1. Neurosteroids and Tonic GABAergic Inhibition
Jamie Maguire and Istvan Mody
Fluctuations in progesterone levels during the ovarian cycle can alter the subunit composition of GABAA receptors. In this week’s Journal, Maguire and Mody link this effect to neurosteroid production. The authors focused on the d subunit that underlies GABA-mediated tonic inhibition of dentate granule cells in the hippocampus. The progesterone receptor antagonist RU486 had no effect on GABAA subunit expression in cycling mice. However, finasteride, which inhibits synthesis of neurosteroids from progesterone, prevented upregulation of the d subunit and blocked the enhancement of GABAA receptor-mediated tonic inhibition that normally occurs during diestrous. Similar effects were seen in males or ovariectomized females that were treated with progesterone, as well as in mice subjected to an acute stress (2 min of increased CO2 ). Acute stress increases neurosteroids, and treatment of brain slices with the neurosteroid THDOC (3a,5a-tetrahydrodeoxycorticosterone) also increased tonic GABAergic inhibition.
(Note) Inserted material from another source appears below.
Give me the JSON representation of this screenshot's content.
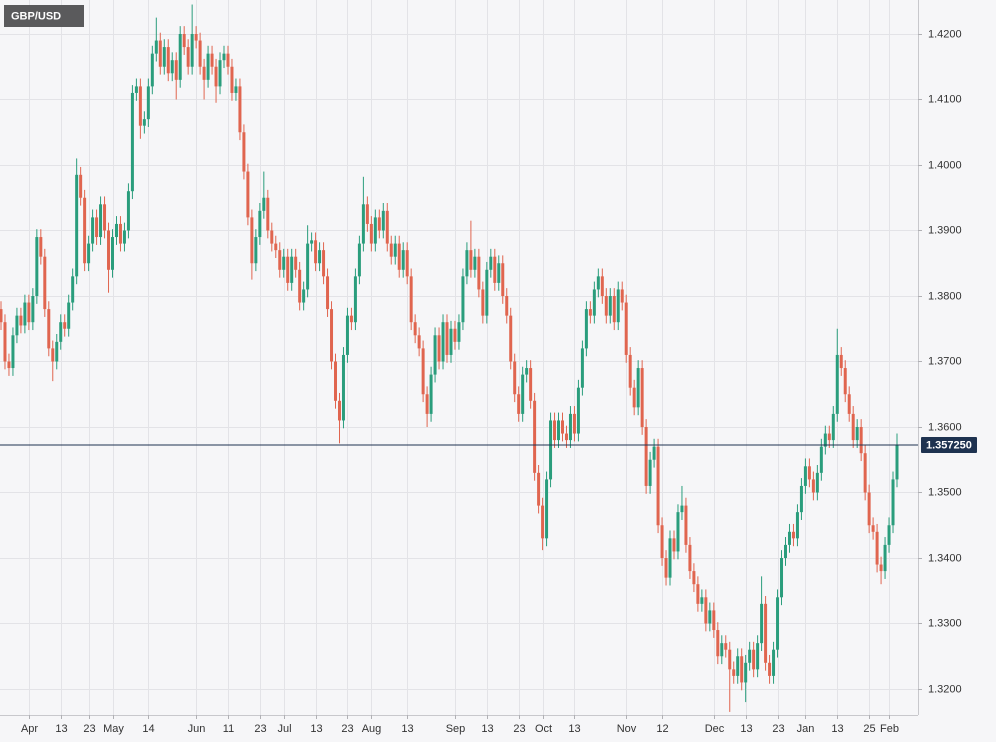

2. Engineering Astrocytes as Injury Repairmen
William B. J. Cafferty, Shih-Hung Yang, Philip J. Duffy, Shuxin Li, and Stephen M. Strittmatter
Unfortunately, the CNS throws up a number of roadblocks to axonal regeneration. One of these, chondroitin sulfate proteoglycans (CSPGs), is a major component of the glial scar that forms at the site of a CNS injury. This week, Cafferty et al. exploit the bacterial enzyme chondroitinase ABC (ChABC), which can digest CSPGs, to reopen the roadway. The authors made a transgenic mouse that expressed ChABC in astrocytes under the control of the gfap promoter. After dorsal hemisection of the spinal cord, corticospinal tract axons in wild-type mice stopped abruptly rostral to the lesion. In the transgenic mice, however, axons extended into the lesion, but motor function was not improved. However, after dorsal rhizotomy, axons of sensory neurons grew back through the dorsal root entry zone and into the CNS and also improved sensory function. The next CNS regeneration strategy may be to combine ChABC with targeting of myelin-associated inhibitors.
3. The Homunculus, Up Close and Personal
Kai J. Miller, Eric C. Leuthardt, Gerwin Schalk, Rajesh P. N. Rao, Nicholas R. Anderson, Daniel W. Moran, John W. Miller, and Jeffrey G. Ojemann
When it comes to recording of cortical activity, the closer one is to the source, the better the information. This week, Miller et al. used subdural grid electrodes over sensorimotor cortex to examine electrocorticographic (ECoG) signals associated with motor movements. Their subjects were patients awaiting epilepsy surgery who had intracranial electrode arrays in place to assist seizure localization. Voluntary movements of the tongue, hand, or other body parts produced spectral shifts in areas corresponding to the classical homunculus. The authors used the data from 22 subjects to create maps of cortical activity in different frequency ranges. In the low-frequency band (LFB) (8–32 Hz), movements reduced the signal amplitudes at 20–30 Hz, whereas in the high-frequency band (HFB) (76–100 Hz), movements increased the EcoG. The HFB signals represented activity that was more local than the LFB signals. The high fidelity of the EcoG may make it a useful complement to other methods of functional brain mapping.
4. A Forward Genetic Screen in Mice for Recessive Deafness
Martin Schwander, Anna Sczaniecka, Nicolas Grillet, Suzie Bailey, Matthew Avenarius, Hossein Najmabadi, Brian Steffy, Glenn Federe, Erica Lagler, Raheleh Banan, Rudy Hice, Laura Grabowski, Elisabeth M. Keithley, Allen F. Ryan, Gary D. Housley, Tim
Wiltshire, Richard J. H. Smith, Lisa M. Tarantino, and Ulrich Müller
This week, Schwander et al. take a step forward in the pursuit of recessive genes for deafness. The authors undertook a forward genetics screen by exposing male mice to the mutagen ENU (N-ethyl-N-nitrosourea) and then breeding them with wild-type females. Fifty-one of 850 pedigrees analyzed had impaired acoustic startle response, and 19 of the 51 had abnormal auditory thresholds. Fourteen of 19 lines showed recessive inheritance patterns. The authors have thus far identified hair cell defects attributable to point mutations in four genes, all of which have been linked to deafness in humans. Human missense mutations in one gene, pejvakin produce a nonprogressive auditory neuropathy as a result of defects in auditory nerve cells. In contrast, the mutation identified in this screen introduced a stop codon in pejvakin. This mutation resulted in progressive hearing loss caused by outer hair cell malfunction, suggesting distinct functions of this gene in neurons and hair cells.